I have a simple cost function, which I want to optimize using scipy.optimize.minimize function.

opt_solution  = scipy.optimize.minimize(costFunction, theta, args = (training_data,), method = 'L-BFGS-B', jac = True, options = {'maxiter': 100)

where costFunction is the function to be optimized, theta are the parameters to be optimized. Inside costFunction, I printed the value of cost function. But the parameter maxiter seems to have no effect whether I increase value from 10 to 100000. The time it is taking is same. Also, I was expecting the printed value of cost function should be equal to the values of maxiter. So I am feeling maxiter has no effect. What might be the problem ? Cost function is

def costFunction(self, theta, input):

    """ Extract weights and biases from 'theta' input """
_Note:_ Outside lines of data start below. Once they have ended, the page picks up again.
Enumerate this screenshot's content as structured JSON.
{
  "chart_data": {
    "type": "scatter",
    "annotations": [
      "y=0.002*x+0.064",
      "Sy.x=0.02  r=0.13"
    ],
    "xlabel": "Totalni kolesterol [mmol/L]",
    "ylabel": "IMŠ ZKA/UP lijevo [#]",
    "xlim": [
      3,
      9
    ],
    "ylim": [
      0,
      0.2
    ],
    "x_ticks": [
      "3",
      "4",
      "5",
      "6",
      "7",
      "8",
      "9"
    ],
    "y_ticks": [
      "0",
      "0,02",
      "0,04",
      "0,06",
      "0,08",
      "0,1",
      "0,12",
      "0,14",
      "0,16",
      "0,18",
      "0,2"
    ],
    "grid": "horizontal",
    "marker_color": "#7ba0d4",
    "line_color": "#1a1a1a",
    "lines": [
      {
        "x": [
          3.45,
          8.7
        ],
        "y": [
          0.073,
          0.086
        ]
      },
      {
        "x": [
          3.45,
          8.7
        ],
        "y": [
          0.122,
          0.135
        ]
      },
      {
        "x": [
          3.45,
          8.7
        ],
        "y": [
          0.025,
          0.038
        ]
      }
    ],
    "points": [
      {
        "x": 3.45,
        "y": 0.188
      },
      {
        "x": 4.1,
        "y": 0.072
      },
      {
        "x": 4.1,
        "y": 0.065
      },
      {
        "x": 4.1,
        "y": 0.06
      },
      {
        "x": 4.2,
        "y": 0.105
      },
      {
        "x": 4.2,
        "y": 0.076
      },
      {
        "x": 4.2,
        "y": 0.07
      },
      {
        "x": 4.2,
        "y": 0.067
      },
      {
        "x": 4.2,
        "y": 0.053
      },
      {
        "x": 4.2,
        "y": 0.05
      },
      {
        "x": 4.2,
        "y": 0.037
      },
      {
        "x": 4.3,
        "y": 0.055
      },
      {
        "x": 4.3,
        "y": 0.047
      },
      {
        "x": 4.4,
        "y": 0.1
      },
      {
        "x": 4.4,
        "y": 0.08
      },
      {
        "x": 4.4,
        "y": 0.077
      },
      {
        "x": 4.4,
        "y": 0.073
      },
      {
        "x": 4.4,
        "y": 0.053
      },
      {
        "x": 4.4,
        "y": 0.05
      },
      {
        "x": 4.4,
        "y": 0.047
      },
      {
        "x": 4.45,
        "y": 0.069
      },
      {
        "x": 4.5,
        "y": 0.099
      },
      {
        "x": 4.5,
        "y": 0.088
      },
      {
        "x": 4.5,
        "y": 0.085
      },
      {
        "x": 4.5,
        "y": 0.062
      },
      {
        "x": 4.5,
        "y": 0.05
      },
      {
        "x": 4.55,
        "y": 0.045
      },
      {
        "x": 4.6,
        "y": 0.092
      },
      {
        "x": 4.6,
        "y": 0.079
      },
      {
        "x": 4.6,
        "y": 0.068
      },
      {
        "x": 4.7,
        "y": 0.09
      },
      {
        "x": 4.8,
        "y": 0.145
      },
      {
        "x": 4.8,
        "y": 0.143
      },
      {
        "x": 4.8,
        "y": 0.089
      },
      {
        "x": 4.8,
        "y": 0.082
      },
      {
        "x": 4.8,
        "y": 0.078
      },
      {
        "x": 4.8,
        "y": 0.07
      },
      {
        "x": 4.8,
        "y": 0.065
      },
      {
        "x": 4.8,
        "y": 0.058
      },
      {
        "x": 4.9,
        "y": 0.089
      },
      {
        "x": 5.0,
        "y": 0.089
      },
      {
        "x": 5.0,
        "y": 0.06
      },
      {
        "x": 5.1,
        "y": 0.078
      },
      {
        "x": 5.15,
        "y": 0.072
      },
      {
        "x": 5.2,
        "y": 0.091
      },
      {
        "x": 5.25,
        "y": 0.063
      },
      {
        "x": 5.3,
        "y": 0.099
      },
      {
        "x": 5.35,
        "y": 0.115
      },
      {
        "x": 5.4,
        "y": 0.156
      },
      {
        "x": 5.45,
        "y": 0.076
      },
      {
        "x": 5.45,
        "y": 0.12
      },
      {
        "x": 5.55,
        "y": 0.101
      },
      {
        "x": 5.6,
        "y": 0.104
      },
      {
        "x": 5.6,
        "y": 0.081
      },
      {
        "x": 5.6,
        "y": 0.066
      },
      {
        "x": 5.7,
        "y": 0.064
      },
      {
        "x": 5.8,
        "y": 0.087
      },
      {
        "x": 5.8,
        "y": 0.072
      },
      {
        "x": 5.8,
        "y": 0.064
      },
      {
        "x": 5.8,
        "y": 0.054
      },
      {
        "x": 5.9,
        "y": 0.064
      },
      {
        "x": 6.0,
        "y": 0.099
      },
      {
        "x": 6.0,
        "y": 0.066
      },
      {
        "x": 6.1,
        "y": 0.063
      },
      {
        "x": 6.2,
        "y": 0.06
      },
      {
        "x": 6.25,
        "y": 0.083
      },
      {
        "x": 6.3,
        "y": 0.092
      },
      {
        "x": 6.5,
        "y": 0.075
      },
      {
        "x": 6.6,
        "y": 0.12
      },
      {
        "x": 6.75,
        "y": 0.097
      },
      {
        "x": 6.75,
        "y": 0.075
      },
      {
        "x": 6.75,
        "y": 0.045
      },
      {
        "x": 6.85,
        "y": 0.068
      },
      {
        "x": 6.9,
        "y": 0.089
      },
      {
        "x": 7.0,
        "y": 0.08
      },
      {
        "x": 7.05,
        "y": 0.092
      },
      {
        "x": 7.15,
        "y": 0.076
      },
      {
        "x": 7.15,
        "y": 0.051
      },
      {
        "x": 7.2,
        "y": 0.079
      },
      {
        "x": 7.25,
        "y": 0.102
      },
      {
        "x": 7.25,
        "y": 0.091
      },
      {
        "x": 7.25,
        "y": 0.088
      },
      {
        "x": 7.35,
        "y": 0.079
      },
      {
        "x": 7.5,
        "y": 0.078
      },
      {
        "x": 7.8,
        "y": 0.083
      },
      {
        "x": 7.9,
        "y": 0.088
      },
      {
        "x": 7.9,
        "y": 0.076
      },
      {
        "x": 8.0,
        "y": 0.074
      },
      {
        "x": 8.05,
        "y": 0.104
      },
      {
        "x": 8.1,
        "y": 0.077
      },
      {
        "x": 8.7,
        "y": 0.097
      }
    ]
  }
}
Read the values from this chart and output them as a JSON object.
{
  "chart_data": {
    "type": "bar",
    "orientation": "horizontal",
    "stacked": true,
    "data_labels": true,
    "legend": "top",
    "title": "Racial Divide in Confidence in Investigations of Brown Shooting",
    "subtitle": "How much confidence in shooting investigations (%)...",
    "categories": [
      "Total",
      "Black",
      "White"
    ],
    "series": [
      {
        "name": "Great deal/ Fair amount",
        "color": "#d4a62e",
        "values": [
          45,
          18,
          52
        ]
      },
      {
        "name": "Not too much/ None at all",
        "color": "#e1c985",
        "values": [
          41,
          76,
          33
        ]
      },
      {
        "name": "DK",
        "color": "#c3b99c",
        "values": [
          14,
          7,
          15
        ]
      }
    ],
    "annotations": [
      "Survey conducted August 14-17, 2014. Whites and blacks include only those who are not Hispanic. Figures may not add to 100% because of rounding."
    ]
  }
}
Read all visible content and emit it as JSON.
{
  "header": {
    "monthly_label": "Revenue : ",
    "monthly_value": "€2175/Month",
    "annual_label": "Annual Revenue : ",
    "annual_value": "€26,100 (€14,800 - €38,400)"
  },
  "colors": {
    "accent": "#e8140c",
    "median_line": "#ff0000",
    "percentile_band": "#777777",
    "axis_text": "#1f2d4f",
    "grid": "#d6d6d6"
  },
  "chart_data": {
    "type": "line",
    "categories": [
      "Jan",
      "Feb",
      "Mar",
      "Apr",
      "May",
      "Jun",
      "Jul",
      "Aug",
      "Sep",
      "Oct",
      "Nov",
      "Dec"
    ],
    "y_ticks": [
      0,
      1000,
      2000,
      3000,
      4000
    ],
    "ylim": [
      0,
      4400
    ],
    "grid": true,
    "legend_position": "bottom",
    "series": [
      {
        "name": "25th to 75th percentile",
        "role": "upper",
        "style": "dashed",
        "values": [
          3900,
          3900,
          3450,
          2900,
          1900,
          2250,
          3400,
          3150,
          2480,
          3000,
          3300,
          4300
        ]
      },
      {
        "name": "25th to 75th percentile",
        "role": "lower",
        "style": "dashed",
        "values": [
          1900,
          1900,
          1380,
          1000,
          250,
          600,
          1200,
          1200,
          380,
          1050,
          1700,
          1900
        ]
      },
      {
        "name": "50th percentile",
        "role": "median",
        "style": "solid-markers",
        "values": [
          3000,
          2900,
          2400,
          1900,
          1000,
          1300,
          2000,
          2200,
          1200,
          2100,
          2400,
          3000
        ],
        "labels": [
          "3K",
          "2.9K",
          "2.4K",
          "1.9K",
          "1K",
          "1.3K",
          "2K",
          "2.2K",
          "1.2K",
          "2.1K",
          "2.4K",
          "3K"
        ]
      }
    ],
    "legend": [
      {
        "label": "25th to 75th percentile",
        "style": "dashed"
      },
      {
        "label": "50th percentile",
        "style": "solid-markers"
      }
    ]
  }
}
    W1 = theta[self.limit0 : self.limit1].reshape(self.hidden_size, self.visible_size)
    W2 = theta[self.limit1 : self.limit2].reshape(self.visible_size, self.hidden_size)
    b1 = theta[self.limit2 : self.limit3].reshape(self.hidden_size, 1)
    b2 = theta[self.limit3 : self.limit4].reshape(self.visible_size, 1)

    """ Compute output layers by performing a feedforward pass
        Computation is done for all the training inputs simultaneously """

    hidden_layer = self.sigmoid(numpy.dot(W1, input) + b1)
    output_layer = self.sigmoid(numpy.dot(W2, hidden_layer) + b2)

    """ Compute intermediate difference values using Backpropagation algorithm """

    diff = output_layer - input
    sum_of_squares_error = 0.5 * numpy.sum(numpy.multiply(diff, diff)) / input.shape[1]
    weight_decay         = 0.5 * self.lamda * (numpy.sum(numpy.multiply(W1, W1)) + numpy.sum(numpy.multiply(W2, W2)))
    cost                 = sum_of_squares_error + weight_decay 

    """ Compute the gradient values by averaging partial derivatives
        Partial derivatives are averaged over all training examples """

    W1_grad = numpy.dot(del_hid, numpy.transpose(input))
    W2_grad = numpy.dot(del_out, numpy.transpose(hidden_layer))
    b1_grad = numpy.sum(del_hid, axis = 1)
    b2_grad = numpy.sum(del_out, axis = 1)

    W1_grad = W1_grad / input.shape[1] + self.lamda * W1
    W2_grad = W2_grad / input.shape[1] + self.lamda * W2
    b1_grad = b1_grad / input.shape[1]
    b2_grad = b2_grad / input.shape[1]

    """ Transform numpy matrices into arrays """

    W1_grad = numpy.array(W1_grad)
    W2_grad = numpy.array(W2_grad)
    b1_grad = numpy.array(b1_grad)
    b2_grad = numpy.array(b2_grad)

    """ Unroll the gradient values and return as 'theta' gradient """

    theta_grad = numpy.concatenate((W1_grad.flatten(), W2_grad.flatten(),
                                    b1_grad.flatten(), b2_grad.flatten()))
    # Update counter value
    self.counter += 1                                
    print "Index ", self.counter, "cost ", cost
    return [cost, theta_grad]
1
What's your cost function?Ken Wei
cost function is simple mean square error like (x-x')^2.Shyamkkhadka

1 Answers

1
votes

maxiter gives the maximum number of iterations that scipy will try before giving up on improving the solution. But it may very well be satisfied with a solution and stop earlier.

If you look at the docs for minimize when using the 'l-bfgs-b' method, notice there are three parameters you can pass as options (factr, ftol and gtol) that can also cause the iteration to stop.

In simple cases like yours, especially if your cost function also provides the gradient (as indicated by jac=True in your call), convergence typically happens in the first few iterations, hence way before the maxiter limit is reached.